Ma découverte m’affligeait.

– Vous êtes allée le voir chez lui ? Je veux dire, depuis ces événements ?

J’étais en train de vaciller sur mes jambes. Parler « d’événements » me semblait grotesque, et très irritant.

– Non… A vrai dire, je viens juste de faire le rapprochement.

– Il le faudrait peut-être. Lui ignore que vous savez. Vous êtes restés en bons termes ?

– Oui, plutôt. Mais nous nous voyons rarement. Nous n’avons jamais eu d’animosité l’un envers l’autre. Si c’est lui…

– Il habite bien toujours à côté de chez vous ? Vous n’avez pas changé de lieu depuis que vous avez quitté Tours ?
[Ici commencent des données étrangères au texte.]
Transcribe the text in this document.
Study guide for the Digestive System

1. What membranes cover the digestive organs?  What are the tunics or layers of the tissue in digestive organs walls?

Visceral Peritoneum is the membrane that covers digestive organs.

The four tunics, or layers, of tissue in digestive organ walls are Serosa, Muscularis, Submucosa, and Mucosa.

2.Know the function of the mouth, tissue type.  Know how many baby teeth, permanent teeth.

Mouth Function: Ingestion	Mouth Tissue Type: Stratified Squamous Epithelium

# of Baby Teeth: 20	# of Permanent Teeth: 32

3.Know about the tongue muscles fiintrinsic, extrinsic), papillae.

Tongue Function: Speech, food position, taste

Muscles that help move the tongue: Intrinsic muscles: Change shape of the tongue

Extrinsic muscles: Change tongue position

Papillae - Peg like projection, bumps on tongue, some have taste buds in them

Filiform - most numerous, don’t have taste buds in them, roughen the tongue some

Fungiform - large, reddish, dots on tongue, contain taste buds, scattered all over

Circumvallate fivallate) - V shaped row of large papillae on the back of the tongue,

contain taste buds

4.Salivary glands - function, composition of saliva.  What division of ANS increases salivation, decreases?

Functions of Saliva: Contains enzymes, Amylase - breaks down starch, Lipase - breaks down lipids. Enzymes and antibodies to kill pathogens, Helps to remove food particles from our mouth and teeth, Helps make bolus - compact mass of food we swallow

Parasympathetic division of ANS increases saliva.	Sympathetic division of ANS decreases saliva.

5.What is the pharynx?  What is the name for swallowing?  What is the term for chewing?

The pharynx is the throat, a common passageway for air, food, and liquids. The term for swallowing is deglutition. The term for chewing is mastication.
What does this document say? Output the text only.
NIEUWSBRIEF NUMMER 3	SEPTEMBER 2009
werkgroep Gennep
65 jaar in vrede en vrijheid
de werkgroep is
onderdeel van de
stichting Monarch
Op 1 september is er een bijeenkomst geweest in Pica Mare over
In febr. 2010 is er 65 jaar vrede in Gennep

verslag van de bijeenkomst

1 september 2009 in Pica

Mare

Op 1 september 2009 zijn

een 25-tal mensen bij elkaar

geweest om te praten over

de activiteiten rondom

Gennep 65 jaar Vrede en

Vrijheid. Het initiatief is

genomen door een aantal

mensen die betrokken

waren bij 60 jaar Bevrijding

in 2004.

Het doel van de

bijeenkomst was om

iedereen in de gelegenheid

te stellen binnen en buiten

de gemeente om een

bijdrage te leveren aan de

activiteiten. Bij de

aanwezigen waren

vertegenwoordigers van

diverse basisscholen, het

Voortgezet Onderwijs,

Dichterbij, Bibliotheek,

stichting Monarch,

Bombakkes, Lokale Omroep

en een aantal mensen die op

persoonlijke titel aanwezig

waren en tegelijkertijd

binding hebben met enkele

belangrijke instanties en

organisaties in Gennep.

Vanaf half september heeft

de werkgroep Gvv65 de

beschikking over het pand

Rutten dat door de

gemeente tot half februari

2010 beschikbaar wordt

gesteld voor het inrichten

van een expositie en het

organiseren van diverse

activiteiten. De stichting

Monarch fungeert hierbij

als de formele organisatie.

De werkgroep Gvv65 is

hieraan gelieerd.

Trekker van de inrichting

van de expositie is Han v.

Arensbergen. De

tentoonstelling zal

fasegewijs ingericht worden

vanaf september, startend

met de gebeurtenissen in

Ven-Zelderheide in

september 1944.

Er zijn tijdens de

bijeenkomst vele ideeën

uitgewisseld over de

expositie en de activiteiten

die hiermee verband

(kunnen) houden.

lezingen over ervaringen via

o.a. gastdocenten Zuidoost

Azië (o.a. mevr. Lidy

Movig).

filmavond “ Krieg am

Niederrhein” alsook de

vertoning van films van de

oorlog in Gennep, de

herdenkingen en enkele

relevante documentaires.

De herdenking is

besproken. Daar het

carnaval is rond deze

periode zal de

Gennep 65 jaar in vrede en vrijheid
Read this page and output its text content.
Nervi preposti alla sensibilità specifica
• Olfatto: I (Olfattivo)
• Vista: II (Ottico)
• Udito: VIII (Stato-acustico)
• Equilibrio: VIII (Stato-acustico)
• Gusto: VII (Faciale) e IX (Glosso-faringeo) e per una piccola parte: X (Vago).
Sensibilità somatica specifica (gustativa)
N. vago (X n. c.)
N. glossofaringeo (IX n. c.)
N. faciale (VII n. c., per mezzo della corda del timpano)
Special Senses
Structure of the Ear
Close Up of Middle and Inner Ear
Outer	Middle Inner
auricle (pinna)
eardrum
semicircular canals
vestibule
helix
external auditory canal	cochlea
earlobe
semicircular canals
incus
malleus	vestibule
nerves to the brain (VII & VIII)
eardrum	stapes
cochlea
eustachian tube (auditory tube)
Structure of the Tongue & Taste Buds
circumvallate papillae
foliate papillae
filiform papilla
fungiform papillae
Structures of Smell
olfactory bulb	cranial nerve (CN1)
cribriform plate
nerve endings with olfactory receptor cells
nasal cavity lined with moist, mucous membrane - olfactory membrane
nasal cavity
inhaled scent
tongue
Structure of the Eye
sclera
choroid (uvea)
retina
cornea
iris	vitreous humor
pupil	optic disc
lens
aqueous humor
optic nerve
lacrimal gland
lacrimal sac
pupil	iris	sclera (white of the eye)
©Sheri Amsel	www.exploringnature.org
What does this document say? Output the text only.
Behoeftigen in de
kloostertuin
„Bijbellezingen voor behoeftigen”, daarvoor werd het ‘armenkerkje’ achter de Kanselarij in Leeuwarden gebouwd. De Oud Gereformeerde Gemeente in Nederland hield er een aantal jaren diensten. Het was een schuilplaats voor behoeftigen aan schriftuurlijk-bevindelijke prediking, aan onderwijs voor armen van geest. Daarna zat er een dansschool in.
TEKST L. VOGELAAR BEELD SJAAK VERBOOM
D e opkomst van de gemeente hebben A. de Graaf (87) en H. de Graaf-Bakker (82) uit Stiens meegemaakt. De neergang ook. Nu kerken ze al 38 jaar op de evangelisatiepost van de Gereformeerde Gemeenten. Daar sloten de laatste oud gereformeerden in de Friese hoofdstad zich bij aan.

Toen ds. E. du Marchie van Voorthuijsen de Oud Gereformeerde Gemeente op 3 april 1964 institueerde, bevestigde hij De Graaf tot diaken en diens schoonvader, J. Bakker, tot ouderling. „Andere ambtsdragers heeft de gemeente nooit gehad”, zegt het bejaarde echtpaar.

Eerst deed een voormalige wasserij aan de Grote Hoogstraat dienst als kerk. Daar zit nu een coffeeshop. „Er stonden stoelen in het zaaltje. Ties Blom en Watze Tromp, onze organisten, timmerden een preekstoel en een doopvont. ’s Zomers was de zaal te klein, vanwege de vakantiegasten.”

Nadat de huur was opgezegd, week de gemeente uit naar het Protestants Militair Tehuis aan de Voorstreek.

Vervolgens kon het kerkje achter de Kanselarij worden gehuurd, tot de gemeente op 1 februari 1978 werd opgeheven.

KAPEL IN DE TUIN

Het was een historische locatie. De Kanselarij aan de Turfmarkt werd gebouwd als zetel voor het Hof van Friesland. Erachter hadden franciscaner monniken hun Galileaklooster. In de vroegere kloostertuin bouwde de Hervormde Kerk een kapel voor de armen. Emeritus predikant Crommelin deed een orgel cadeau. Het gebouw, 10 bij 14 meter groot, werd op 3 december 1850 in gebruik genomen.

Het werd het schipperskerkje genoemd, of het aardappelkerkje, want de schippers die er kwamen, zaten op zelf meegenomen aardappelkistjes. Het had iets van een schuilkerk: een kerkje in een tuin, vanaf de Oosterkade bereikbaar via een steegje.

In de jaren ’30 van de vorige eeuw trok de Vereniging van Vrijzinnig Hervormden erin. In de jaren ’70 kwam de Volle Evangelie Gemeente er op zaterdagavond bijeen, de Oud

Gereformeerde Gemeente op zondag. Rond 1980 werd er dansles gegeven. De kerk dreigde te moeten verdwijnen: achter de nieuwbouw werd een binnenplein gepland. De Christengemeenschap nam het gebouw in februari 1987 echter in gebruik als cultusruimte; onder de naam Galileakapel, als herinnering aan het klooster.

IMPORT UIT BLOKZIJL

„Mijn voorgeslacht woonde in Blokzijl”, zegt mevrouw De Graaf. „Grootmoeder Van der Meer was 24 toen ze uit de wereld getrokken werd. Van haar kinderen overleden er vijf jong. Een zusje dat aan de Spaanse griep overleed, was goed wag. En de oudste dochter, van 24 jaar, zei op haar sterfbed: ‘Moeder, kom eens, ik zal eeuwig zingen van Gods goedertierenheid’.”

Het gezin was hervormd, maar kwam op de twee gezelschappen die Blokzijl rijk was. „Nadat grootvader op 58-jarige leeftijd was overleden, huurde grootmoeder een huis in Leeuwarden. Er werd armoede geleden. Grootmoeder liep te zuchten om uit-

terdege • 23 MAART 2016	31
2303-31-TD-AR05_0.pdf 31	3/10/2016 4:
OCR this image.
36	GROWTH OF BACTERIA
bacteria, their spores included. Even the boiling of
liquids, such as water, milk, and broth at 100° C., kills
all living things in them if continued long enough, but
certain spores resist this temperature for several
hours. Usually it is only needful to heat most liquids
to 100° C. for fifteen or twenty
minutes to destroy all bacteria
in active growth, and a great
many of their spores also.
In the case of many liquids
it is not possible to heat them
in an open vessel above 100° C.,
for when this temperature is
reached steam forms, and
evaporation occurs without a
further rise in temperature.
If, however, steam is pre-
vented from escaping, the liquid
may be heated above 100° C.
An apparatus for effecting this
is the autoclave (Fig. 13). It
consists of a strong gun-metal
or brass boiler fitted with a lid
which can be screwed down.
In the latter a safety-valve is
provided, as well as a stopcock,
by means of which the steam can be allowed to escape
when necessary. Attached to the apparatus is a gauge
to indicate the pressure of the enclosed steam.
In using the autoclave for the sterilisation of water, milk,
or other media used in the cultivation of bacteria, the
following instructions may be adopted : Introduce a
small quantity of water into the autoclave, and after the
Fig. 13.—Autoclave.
Il me semblait percevoir les motivations de Charles Deuring en arrière-plan, et sa curiosité plus ou moins intéressée. De sorte que mon ton se durcit face à cette batterie de questions.

– Non. Je suis toujours à Aix.

– Allez lui rendre visite, Diana, m’invita l’ancien patron de Paul, je pense qu’il n’y a aucun danger. Cette agression est certainement un coup de stress, une maladresse, à son « niveau » j’entends. Vous savez, un peu comme ces animaux trop affectueux qui vous bousculent. Les lions qui renversent leur dresseur. La métaphore n’est peut-être pas très bien choisie, désolé. Allez lui parler, et vous me rappelez ensuite. Vous vous souvenez ce que nous avions découvert sur son lieu de travail ? Je vous en avais fait part, à l’époque où il voulait démissionner.